If you want people to only use the things they directly pay for, and not pay for shared things through taxes, then only drive on your own driveway. Don't drive on any roads outside of your cul-de-sac. Don't get your Amazon order delivered on state and federally-funded highways. Don't fly out of any big airport in America. Don't fly on any commercial airline, since they have all received taxpayer bailouts in the past. Don't use a bank. Don't use money. Hire a security guard to protect your property, and another one to follow you around every day. Get your water from a well on your own property.
For an 88-day-old account to be this stunningly obtuse, I'm going with "troll," rather than "genuinely completely oblivious to how the world works."
The country I live in SE Asia is a good example. It's quite libertarian out here and yeah being able to pay for private hospitals is nice, but generally speaking your quality of life is lower, quality of goods is lower, average person is less educated, traffic is a crippling problem due to poor planning, it goes on and on. And despite labor being super cheap, roads are a mess, sidewalks are few and far between and if you do get one it's crowded with junk.. Only 10% of the country pays taxes, the inequality with the rich is massive, and if you're not in the top 1% you're basically a poor.
I recommend everyone in a rich english speaking country spending at least a year or two living in a developing country to get some perspective
But I suspect that subsidies for infrastructure is one of the least impactful factor for inflation.
This is the problem with mitary and security infra of any country. They keep the bogeyman alive because their paychecks depend on it.

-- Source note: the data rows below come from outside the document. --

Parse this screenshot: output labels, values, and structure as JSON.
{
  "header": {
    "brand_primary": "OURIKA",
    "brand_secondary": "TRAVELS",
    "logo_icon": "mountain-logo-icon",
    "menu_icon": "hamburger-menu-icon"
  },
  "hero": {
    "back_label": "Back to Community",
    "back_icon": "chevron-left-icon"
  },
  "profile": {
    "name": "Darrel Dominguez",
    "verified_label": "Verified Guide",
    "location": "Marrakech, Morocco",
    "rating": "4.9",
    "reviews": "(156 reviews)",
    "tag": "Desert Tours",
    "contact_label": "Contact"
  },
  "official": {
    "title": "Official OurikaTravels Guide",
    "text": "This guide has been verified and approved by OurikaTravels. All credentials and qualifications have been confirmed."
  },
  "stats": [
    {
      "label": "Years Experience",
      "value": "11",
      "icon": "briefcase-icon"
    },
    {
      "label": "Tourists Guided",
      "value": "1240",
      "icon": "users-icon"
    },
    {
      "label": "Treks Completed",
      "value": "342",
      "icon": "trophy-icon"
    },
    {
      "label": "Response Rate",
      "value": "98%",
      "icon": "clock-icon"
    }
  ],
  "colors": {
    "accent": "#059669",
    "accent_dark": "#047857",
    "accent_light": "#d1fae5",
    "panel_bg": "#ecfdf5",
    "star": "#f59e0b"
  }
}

- Private developer builds a sprawling subdivision with plenty of nice wide roads and lots. (So a very large area of pavement per tax-paying property.) And turns the whole thing over to the city/village/township, to be their public road budget black hole forever more.
- Private developer builds a very compact little development, with houses (or condo's) packed in like sardines along a rather narrow and minimalist Private Road.
That's interesting - FEMA says that 70% of the fire departments in the US are all-volunteer, and >90% have a volunteer component.
https://apps.usfa.fema.gov/registry/summary#g
I've lived in areas with volunteer fire departments that paid for their operations primarily with "fire dues" for most of my life. As far as I know, most volunteer departments operate like that.
I had no idea they didn't work. I wonder if anyone has told them?
https://www.kickstarter.com/projects/dragonsteel/surprise-fo...
Subscription fire departments were commercial entities, sometimes run by insurance companies, to which you paid a regular subscription fee. If you house was on fire, they'd extinguish the flames. If your neighbor's house was on fire, and they didn't subscribe, then they let it burn.
Citing a completely different thing does not refute what I wrote. It just illustrates that you don't fully understand the issue.